With parts of dentistry not back up and running to full capacity, people are turning to hygienists and are (finally), realising that prevention is an important commodity.
Access to dental care is more difficult right now, especially from an NHS setting.
The public are now having to take increasing ownership of their dental health to prevent the need to make an appointment.
I’ve had an increasing number of patients choose to book at my private practice. This is due to them not having the access to be seen routinely at their current NHS practice; the NHS are under such strain, my heart goes out to you all.
But this seems to be a common trend right now. As a result, patients are much more grateful for the service we are able to provide.
They see it more as an investment in their health now, rather than something they are ‘made to do’.
Accessing the hygienist
My website hits have increased as people are searching for a hygienist to visit via direct access. It’s reflected in my day book being so busy.
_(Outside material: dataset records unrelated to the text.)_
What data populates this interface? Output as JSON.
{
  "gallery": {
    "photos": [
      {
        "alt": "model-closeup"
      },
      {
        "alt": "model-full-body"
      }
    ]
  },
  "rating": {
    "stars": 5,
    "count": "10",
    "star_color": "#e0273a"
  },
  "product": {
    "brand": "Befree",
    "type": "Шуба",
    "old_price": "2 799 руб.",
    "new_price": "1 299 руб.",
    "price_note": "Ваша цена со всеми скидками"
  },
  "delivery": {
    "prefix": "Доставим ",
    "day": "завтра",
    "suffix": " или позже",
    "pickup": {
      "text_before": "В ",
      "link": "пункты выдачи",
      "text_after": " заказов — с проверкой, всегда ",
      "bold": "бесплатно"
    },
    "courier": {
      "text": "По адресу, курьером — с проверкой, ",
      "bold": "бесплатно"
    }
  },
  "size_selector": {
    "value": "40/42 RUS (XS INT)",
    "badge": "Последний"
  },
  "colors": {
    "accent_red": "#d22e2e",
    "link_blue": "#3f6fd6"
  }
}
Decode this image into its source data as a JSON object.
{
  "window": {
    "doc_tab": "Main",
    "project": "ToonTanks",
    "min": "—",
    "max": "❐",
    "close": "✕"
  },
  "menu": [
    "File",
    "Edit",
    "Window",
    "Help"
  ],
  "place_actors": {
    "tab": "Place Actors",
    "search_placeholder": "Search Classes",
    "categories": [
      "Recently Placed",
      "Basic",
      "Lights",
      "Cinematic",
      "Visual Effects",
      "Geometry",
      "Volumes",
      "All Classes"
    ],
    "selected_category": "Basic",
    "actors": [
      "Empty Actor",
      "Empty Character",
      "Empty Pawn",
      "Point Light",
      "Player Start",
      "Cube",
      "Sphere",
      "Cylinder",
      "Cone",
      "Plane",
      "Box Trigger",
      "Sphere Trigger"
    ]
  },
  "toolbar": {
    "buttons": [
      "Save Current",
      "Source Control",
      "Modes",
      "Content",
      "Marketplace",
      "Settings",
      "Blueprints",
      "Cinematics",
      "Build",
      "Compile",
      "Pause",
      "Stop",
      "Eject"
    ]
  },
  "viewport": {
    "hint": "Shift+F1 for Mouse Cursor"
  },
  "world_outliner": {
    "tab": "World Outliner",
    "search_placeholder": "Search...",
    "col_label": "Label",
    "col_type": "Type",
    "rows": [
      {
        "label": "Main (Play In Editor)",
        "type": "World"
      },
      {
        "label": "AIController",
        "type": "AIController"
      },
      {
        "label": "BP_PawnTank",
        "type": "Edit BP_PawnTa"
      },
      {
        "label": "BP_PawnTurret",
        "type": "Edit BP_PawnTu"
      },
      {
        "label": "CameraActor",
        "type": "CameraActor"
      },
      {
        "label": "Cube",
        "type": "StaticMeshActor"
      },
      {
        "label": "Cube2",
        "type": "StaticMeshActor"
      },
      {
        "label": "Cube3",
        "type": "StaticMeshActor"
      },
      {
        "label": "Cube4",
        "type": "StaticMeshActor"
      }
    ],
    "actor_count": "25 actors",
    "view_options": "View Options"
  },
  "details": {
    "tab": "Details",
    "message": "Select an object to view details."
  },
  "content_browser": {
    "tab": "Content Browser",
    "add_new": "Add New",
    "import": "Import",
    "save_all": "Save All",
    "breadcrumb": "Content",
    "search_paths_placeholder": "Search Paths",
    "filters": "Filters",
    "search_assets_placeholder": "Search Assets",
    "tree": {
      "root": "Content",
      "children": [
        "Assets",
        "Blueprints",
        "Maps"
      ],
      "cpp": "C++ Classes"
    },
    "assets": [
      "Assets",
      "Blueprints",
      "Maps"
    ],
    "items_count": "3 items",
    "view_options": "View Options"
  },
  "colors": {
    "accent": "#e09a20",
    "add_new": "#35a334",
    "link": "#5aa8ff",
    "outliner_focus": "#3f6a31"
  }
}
Patients seem to now have the knowledge that they can access our care without the need to be a patient at the practice first, or be seen by a dentist first.
Whilst we are so in demand, with SOPs in place and working within the guidelines, now is the time to ensure we are preventing dental issues.
We need to improve health and give patients the treatment and the advice they need to keep disease at bay. Whilst we can, we must.
Is our clinical role more accepted? Is there more awareness? Or are we simply more accessible?
Whatever the reason, it can only be good. And another thing is for sure, a hygienist is definitely considered essential.